UEinter : DOCUMENT DE TRAVAIL sur les conventions de l’Organisation des Nations unies relatives aux stupéfiants

Commission des libertés et des droits des citoyens, de la justice et des affaires intérieures

Rapporteur : Kathalijne Maria Buitenweg

4 février 2003

Introduction

Les 16 et 17 avril 2003, le Conseil économique et social de l’Organisation des Nations unies se réunira à Vienne au niveau ministériel. Une autre réunion est d’ores et déjà programmée pour 2008. Ces réunions coïncident avec les deux dates cibles fixées par l’Assemblée générale de 1998 pour la réalisation des objectifs par elle arrêtés.

L’année 2003 a été érigée en date cible de stratégies et de programmes, nouveaux ou renforcés, de réduction de la demande de stupéfiants, établis en étroite collaboration avec les autorités sanitaires et sociales et avec les organes chargés de l’application des lois. 2003 est également le délai fixé pour la transposition dans les législations et programmes nationaux du plan d’action contre la fabrication illicite, le trafic et l’abus des stimulants de type amphétamine et de leurs précurseurs, adopté au cours de l’Assemblée générale de 1998. En outre, les États qui ne l’ont pas encore fait sont invités à adopter avant la fin de l’année 2003 une législation et des programmes nationaux sur le blanchiment d’argent, conformément aux dispositions pertinentes de la Convention des Nations unies contre le trafic illicite de stupéfiants et de substances psychotropes, de 1988, ainsi qu’aux mesures de lutte contre le blanchiment d’argent adoptées au cours de la session de 1998.

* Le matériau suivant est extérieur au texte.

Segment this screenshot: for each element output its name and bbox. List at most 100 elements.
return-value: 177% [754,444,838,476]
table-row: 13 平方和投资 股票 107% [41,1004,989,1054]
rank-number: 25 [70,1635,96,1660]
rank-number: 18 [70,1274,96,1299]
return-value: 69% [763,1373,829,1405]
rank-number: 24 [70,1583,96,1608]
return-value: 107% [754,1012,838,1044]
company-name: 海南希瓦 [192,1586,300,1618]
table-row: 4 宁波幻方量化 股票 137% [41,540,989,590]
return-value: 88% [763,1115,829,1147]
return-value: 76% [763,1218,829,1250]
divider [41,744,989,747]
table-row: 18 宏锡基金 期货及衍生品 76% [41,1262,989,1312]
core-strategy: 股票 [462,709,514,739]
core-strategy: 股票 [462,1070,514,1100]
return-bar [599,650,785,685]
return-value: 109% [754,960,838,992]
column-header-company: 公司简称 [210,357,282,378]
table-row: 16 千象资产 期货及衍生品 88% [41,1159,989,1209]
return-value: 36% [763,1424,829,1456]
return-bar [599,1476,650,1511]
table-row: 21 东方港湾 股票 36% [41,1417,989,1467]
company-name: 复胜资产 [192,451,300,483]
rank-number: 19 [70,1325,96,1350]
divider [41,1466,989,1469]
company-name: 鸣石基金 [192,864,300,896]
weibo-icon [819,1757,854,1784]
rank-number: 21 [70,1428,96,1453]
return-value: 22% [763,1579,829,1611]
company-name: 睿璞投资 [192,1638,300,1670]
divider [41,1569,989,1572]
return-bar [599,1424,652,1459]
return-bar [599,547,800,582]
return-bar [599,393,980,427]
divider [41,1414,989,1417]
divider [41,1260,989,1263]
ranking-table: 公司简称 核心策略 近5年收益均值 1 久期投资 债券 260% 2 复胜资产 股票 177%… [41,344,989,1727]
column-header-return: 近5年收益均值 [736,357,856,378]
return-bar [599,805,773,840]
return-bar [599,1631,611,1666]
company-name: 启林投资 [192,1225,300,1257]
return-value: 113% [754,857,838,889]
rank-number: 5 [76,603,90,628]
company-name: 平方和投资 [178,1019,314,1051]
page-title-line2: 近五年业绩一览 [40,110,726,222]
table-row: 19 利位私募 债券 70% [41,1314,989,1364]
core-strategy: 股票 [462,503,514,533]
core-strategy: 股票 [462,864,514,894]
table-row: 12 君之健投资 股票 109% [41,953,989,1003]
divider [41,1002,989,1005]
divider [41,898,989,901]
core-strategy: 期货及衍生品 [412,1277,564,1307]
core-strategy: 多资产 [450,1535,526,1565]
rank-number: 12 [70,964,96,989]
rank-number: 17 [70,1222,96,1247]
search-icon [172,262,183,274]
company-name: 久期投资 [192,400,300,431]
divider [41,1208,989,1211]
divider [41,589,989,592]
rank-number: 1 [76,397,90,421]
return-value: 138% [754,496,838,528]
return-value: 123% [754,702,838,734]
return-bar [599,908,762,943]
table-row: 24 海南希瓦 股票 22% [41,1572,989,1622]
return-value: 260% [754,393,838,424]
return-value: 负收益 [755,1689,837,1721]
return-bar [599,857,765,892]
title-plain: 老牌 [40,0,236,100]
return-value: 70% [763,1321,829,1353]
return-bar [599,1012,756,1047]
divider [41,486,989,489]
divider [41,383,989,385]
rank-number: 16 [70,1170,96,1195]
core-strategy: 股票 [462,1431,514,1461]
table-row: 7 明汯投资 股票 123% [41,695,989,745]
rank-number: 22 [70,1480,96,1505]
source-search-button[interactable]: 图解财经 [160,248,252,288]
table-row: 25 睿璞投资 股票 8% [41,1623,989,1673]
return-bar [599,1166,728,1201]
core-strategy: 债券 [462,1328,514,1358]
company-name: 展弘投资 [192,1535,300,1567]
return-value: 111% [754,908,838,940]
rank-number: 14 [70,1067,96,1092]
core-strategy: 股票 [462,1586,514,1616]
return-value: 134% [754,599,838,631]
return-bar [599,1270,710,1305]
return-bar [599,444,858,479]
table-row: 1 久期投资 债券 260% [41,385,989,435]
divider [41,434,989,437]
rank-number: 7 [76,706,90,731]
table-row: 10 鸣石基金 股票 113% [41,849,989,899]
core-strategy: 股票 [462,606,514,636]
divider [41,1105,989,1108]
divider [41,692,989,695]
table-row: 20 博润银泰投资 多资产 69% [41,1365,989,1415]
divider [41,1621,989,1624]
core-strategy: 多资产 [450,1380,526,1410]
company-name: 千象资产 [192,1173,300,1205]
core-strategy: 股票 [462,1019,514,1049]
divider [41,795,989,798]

La deuxième date cible est 2008. À cette date, les États ambitionnent d’avoir éliminé ou, à tout le moins, sensiblement réduit la fabrication illicite, la commercialisation et le trafic des substances énumérées dans les conventions.

Aussi la conférence d’avril 2003 peut-elle être considérée comme une occasion importante de réaffirmer les politiques pratiquées, ou d’exprimer et de proposer des modifications et des réserves.

L’Union européenne sera représentée par une délégation officielle (idéalement, elle serait composée de membres des trois institutions). C’est dans ce cadre que le Parlement européen a décidé de faire part de son point de vue sur certaines questions qui seront débattues à Vienne.